- Gazzaz Head Office
- Born: 1925 Makkah, Saudi Arabia
- Occupations: Businessman Owner of Gazzaz Department Stores
- Spouse: Suraya

= Hussein Bakry Gazzaz =

Saudi Arabian businessman (1925–2021)

Hussein Bakry Gazzaz (حسين بكري قزاز; 1925 - 7 January, 2021) was a Saudi Arabian businessman who founded the Gazzaz Department Stores chain in the Kingdom of Saudi Arabia.

==History==
Gazzaz attended Tah'deer El Be'that school; however, he left school at the age of 13 to pursue employment. Gazzaz's first business, a small counter in the hallway of Bab Ziyadah in Mecca, was established in 1942. Gazzaz also worked for 2 years within the Saudi Ministry of Finance. Gazzaz gained experience and insight into diverse economic principles and business models through his employment within the Ministry of Finance.

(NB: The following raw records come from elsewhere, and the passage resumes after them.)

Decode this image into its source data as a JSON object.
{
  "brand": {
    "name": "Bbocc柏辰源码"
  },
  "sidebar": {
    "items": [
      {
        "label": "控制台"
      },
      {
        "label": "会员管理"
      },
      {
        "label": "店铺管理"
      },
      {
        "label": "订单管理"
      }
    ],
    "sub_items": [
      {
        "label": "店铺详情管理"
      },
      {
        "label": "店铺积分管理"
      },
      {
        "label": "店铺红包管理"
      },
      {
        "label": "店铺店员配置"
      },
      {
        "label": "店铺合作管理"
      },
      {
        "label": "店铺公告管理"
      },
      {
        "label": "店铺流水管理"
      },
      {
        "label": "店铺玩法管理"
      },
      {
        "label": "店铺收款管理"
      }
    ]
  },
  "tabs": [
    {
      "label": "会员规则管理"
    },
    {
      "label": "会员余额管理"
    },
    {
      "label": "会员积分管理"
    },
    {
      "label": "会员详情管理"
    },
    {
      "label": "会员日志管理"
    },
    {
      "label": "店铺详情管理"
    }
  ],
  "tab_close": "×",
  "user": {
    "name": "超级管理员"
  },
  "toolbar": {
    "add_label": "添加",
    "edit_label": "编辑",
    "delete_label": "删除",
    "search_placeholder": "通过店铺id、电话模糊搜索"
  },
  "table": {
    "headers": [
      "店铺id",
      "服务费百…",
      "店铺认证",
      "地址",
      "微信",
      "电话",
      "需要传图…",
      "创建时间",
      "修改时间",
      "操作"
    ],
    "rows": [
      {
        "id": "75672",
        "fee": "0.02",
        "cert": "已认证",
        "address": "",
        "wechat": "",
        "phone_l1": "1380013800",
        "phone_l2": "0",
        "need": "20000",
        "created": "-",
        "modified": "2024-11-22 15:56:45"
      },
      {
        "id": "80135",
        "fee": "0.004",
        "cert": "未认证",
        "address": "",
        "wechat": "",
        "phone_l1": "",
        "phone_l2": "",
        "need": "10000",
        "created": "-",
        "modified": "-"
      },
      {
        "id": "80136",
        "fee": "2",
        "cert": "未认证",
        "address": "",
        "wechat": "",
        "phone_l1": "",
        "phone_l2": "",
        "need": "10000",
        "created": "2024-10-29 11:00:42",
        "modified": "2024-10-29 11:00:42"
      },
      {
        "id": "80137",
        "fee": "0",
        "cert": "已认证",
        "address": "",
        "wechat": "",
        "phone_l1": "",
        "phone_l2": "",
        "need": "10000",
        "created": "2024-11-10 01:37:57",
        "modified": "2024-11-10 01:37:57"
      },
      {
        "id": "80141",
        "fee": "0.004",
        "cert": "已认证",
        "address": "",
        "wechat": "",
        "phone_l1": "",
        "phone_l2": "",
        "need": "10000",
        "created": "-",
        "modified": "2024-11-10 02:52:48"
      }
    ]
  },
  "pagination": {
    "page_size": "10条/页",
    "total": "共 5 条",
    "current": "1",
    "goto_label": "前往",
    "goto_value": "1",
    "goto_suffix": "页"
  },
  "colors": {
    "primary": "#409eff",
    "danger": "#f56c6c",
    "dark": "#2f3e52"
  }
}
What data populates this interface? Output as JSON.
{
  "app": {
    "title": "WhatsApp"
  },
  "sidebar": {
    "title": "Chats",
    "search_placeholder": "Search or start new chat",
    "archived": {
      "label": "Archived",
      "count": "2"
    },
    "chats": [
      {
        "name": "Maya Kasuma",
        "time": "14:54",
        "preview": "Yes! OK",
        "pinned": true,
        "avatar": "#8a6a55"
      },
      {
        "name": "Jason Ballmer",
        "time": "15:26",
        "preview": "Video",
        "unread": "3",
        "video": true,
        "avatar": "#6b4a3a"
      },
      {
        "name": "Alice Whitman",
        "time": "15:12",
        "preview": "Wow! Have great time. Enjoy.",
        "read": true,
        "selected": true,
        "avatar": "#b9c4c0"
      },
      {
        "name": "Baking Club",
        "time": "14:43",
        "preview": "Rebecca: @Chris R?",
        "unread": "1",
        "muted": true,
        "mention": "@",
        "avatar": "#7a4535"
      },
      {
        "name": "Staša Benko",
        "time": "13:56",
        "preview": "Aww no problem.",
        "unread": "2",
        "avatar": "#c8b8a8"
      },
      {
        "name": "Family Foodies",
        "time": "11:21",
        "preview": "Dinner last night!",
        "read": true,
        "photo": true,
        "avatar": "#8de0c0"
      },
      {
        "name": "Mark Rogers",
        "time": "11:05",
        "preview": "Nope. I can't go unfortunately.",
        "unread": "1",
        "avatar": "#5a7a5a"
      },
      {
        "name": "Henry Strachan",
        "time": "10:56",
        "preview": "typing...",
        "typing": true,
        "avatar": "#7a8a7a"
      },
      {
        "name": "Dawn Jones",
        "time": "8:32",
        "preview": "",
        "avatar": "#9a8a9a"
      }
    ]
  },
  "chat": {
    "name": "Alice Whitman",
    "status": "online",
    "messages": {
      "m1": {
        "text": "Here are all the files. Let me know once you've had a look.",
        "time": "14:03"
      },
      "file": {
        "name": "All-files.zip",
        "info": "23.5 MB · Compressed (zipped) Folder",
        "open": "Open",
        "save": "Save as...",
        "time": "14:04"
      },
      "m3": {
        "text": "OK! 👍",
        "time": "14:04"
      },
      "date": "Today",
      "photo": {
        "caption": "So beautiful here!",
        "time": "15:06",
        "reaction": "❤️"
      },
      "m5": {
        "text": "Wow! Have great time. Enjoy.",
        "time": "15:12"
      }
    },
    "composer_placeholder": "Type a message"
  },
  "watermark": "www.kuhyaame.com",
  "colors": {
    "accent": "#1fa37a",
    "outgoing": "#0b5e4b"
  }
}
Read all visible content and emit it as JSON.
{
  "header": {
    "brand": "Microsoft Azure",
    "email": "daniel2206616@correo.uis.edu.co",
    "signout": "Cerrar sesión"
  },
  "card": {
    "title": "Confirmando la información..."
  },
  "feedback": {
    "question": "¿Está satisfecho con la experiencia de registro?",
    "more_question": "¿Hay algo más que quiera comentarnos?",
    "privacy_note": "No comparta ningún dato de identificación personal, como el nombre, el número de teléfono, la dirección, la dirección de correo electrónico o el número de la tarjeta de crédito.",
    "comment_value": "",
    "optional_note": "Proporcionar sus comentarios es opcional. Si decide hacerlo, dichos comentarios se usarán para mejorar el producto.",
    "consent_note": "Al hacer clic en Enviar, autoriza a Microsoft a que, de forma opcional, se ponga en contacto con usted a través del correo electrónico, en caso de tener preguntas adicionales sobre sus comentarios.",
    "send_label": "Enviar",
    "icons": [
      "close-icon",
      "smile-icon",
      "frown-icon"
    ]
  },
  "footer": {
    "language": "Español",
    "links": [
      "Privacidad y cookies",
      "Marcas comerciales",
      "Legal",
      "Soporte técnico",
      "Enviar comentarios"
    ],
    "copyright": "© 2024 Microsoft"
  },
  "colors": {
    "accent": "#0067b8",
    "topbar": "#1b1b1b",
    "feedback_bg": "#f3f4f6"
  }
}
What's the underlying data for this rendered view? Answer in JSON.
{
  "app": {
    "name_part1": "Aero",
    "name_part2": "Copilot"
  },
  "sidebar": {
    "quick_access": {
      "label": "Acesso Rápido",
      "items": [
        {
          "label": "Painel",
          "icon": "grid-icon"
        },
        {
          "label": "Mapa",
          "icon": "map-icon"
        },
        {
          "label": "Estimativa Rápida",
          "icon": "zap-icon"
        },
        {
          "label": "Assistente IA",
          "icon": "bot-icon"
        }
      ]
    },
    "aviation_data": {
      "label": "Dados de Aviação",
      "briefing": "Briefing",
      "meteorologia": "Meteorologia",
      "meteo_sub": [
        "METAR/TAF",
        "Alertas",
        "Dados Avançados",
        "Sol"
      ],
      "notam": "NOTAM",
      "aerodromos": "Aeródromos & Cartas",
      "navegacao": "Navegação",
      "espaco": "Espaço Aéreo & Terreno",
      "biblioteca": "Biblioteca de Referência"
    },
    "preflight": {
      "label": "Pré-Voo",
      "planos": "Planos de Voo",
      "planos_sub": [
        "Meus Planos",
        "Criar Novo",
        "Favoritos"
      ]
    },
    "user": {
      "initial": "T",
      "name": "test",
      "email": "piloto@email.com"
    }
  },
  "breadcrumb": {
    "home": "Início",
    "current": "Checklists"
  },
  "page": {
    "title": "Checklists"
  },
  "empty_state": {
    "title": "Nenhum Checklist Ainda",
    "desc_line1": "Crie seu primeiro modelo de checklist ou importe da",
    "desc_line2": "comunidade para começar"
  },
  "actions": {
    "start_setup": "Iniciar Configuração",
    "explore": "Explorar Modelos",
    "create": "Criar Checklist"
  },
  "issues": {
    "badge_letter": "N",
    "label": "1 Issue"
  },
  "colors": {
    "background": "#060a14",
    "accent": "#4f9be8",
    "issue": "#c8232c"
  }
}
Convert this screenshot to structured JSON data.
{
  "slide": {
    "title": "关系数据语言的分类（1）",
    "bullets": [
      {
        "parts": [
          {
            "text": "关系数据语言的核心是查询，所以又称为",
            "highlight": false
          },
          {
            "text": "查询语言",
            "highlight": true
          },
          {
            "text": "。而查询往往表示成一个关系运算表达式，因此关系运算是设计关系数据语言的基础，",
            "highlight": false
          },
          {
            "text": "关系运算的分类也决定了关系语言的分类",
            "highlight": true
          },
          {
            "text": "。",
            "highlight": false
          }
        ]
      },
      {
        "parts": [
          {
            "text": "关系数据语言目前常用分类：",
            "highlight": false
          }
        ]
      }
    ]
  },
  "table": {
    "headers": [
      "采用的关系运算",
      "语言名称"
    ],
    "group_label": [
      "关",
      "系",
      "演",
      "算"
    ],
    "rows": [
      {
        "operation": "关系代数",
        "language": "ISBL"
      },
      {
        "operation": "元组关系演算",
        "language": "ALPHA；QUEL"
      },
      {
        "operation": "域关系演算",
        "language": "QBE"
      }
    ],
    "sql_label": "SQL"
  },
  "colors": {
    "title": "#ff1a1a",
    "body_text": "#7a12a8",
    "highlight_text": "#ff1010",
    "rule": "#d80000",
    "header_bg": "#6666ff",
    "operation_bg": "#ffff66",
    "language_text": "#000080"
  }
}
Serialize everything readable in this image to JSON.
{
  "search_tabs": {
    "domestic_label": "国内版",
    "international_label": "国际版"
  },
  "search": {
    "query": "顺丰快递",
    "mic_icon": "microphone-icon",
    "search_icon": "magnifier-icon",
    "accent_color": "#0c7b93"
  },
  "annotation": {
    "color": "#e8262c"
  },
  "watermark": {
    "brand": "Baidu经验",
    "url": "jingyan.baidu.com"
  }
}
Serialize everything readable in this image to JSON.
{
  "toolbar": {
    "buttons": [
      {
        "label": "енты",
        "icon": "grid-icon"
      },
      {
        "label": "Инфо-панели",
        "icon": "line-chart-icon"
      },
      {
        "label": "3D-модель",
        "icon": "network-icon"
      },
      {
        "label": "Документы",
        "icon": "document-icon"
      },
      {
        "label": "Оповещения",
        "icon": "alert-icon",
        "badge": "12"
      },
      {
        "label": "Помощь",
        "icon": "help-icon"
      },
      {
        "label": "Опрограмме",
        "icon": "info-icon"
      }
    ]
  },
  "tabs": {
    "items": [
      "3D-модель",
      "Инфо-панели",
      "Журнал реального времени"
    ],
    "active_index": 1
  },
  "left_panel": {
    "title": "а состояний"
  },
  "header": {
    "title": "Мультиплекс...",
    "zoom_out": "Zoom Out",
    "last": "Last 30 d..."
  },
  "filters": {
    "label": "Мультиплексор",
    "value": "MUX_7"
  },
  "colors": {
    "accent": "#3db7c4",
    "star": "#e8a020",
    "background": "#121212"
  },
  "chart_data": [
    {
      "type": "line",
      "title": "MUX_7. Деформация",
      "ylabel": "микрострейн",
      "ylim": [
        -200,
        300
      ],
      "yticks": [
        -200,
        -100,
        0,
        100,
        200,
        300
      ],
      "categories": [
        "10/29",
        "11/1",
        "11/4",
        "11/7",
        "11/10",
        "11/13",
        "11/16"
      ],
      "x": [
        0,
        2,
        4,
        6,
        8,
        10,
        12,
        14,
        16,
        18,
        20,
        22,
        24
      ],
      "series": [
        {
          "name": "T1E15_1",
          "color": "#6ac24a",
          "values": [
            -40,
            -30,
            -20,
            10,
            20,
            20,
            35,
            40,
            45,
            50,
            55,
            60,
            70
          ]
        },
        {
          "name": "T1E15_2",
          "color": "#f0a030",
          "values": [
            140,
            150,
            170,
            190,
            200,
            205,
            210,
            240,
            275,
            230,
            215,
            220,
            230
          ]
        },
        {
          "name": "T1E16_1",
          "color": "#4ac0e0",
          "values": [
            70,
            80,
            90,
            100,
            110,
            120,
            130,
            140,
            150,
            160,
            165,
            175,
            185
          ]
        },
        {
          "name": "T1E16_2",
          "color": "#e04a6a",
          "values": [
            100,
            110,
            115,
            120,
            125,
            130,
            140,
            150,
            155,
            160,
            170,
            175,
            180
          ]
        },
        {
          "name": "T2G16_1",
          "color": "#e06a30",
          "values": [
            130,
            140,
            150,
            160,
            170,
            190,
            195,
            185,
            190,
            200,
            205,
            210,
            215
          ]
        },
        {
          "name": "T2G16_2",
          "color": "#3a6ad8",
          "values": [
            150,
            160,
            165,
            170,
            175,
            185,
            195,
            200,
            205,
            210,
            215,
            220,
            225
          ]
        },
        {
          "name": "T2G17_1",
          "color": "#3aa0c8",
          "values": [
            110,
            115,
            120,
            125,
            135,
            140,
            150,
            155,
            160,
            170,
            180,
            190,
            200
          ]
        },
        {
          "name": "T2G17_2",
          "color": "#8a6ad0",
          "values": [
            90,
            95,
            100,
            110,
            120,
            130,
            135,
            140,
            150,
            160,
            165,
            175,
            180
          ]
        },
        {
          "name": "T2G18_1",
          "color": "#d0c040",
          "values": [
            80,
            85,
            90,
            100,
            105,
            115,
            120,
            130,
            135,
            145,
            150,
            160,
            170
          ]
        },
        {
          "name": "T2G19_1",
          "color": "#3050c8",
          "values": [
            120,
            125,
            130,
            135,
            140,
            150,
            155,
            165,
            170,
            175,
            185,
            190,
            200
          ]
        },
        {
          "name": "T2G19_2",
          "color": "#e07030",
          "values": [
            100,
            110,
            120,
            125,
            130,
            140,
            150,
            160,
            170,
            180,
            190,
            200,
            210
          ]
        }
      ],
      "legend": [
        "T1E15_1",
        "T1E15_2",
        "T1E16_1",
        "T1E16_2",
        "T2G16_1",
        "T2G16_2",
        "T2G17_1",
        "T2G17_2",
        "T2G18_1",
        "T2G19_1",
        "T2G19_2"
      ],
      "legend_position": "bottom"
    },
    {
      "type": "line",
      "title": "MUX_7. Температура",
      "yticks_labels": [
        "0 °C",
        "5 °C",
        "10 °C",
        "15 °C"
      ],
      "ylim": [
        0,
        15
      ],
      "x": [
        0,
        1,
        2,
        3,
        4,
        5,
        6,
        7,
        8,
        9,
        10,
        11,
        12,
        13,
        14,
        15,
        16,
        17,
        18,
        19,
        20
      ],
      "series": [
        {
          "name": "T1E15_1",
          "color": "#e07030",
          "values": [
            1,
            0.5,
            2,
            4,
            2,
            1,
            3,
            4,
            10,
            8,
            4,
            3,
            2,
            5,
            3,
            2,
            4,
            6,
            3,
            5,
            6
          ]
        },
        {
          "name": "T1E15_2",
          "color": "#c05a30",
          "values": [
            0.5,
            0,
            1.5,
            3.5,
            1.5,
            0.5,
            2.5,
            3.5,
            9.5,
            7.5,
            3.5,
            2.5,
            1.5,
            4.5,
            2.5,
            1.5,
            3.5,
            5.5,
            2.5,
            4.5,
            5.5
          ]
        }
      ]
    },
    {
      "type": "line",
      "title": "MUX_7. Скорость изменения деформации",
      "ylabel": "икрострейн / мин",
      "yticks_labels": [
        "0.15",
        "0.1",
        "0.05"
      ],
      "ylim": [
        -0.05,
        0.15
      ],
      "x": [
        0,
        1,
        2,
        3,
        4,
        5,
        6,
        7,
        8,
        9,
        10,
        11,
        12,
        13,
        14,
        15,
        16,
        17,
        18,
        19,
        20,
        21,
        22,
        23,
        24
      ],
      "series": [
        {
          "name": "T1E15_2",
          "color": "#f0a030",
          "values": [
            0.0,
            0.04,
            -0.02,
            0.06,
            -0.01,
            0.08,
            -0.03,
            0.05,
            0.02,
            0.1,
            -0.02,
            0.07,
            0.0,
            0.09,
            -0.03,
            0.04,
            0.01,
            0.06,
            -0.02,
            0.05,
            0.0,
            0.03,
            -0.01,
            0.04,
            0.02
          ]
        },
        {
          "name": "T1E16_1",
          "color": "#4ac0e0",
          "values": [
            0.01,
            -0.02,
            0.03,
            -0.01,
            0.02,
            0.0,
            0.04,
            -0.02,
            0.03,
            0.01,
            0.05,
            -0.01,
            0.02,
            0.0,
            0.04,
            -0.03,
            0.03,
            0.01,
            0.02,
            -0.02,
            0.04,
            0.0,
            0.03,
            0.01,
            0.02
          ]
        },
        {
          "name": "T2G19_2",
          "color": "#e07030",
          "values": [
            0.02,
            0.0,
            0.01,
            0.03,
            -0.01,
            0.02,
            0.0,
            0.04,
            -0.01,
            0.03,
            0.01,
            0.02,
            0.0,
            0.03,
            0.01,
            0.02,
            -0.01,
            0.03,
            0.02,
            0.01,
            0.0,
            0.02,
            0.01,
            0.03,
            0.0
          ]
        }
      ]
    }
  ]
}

In 1946, Gazzaz expanded his business to import well known brands of perfumes, making his company one of the first importers of perfumes in Saudi Arabia, at first he owned the rights to distribute French fragrance Lubin and Ca Train De Paris. The company holds distribution rights for several well known luxury watchmakers such as Cartier, Omega, Rado, Baume et Mercier, TAG Heuer.

As of May 2012, there were 35 Gazzaz Department Stores in KSA.